As leis brasileiras determinam penas mais duras para estupros que envolvem agravantes, como quando o crime é cometido por várias pessoas ao mesmo tempo ou quando a vítima é menor de 18 anos. Essas punições foram fortalecidas nos últimos anos para combater casos semelhantes que ganharam destaque na mídia.

De acordo com o artigo 213 do Código Penal, modificado pela Lei nº 12.015 de 2009, o estupro é definido como forçar alguém, por meio de violência ou ameaça, a ter relação sexual ou a permitir outras ações de natureza sexual sem consentimento. A pena inicial para esse crime varia de 6 a 10 anos de prisão.

Quando há agravantes, como lesão grave à vítima ou quando a vítima é menor, a pena aumenta para 8 a 12 anos. Se o crime resultar em morte, a punição é de 12 a 30 anos de reclusão.

O estupro coletivo, que ocorre com a participação de duas ou mais pessoas, tem a pena aumentada entre um terço e dois terços pela Lei nº 13.718 de 2018, podendo chegar a até 16 anos e oito meses. Essa lei também criou o conceito de “estupro corretivo”, que visa punir atos cometidos para controlar o comportamento ou a sexualidade da vítima. Essa norma foi adotada após um caso grave em São Gonçalo (RJ), envolvendo ao menos dez agressores.

No que se refere ao estupro de vulnerável, que atinge menores de 14 anos ou pessoas com deficiência, a Lei 15.280 de 2025 prevê penas de 10 a 18 anos, podendo chegar a 40 anos se o crime resultar em morte. Outras punições incluem reclusão para quem pratica atos sexuais na frente de menores, explora sexualmente crianças e adolescentes, ou distribui imagens de estupro.

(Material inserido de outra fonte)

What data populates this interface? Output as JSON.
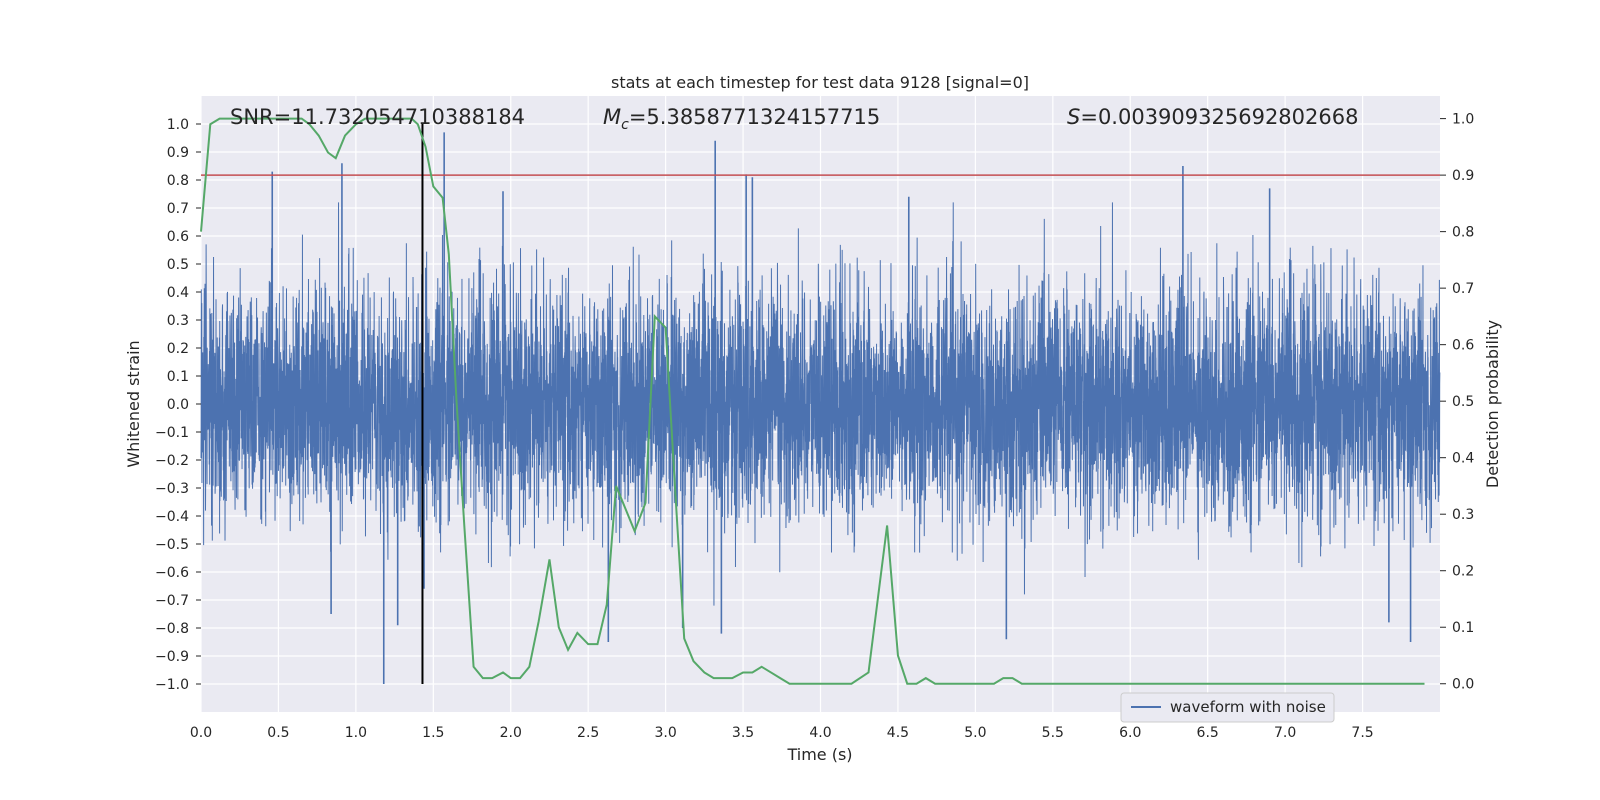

Em fevereiro de 2026, o Senado aprovou o Projeto de Lei 2.195/24, que reforça que o estupro de menores de 14 anos é crime, independentemente do consentimento ou das circunstâncias da vítima. O texto aguarda sanção presidencial. Este projeto surgiu após um polêmico caso em Minas Gerais, em que inicialmente um acusado foi absolvido com base em justificativas controversas, mas acabou condenado após a decisão ser revista.